What you should expect from Cisco is, look, truth be told, for the longest times,
people thought Cisco is a legacy company.
Like, there has been, I think there's a level of momentum in the business.
There's a spring and the step in the employee base.
So you should expect, like I said, from the physics to the semantics
in every layer from silicon to the application,
a fair amount of innovation in silicon and networking
and security and observability in the data platform
as well as applications from us
and we're excited to work with the startup ecosystem
and so if you ever feel like you want to work with us
make sure that you reach out to us.
You're going to say something?
I mean one aspect that I want to highlight about the models
is where we were with let's say text models
two and a half three years ago.
They were fun.
Like, hey, write me a haiku about Martin.
Did a great job.
Now they're amazing.
I think that what's going to happen in the next 12 months
is the same thing is going to be happening
with input and output of images and video to these models.

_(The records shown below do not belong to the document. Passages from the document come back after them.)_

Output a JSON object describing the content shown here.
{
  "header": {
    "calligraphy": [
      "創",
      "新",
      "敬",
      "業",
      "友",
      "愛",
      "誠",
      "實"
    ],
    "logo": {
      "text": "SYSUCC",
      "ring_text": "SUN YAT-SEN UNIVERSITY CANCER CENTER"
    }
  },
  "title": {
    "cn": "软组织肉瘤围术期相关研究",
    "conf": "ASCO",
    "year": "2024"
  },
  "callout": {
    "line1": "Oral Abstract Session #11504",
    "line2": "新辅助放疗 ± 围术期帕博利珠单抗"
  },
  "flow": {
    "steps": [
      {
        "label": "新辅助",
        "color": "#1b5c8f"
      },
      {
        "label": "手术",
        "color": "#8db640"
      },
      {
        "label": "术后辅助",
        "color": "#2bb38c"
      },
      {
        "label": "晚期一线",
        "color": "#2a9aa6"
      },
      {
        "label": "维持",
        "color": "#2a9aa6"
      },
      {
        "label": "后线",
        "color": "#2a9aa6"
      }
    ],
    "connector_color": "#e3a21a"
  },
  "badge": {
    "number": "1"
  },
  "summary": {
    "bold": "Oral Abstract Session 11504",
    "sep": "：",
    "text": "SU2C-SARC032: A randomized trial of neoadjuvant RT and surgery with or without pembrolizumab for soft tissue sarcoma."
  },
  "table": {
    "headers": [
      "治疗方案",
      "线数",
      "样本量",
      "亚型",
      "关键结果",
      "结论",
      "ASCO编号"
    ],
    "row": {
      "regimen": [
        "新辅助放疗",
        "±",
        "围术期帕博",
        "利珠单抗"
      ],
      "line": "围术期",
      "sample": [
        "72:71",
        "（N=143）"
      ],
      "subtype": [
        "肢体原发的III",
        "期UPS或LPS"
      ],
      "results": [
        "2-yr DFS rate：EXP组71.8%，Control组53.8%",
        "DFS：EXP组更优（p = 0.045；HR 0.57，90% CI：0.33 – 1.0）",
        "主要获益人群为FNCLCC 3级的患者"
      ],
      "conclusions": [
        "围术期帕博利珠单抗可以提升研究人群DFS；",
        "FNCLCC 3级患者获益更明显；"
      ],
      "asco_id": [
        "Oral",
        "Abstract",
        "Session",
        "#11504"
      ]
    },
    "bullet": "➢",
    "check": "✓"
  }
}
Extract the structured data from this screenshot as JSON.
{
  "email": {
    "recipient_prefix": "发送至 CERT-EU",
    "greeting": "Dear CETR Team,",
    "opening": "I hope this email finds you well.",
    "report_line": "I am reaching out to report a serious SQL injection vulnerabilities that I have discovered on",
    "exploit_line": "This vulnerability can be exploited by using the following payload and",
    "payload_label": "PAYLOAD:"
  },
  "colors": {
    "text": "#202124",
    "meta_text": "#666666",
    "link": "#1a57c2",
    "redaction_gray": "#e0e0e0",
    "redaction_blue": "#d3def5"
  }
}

And to the extent that even for images,
imagine them as productivity and educational tools,
not just, okay, here's Martin as Superman
on a high school too, right?
But using it for productivity gains
and learning, I think, is going to be really,
really, really transformative. Awesome. So I'm not allowed to end this session. Thanks for a great
conversation. I mean, thanks to you too. Thanks for listening to this episode of the A16Z podcast.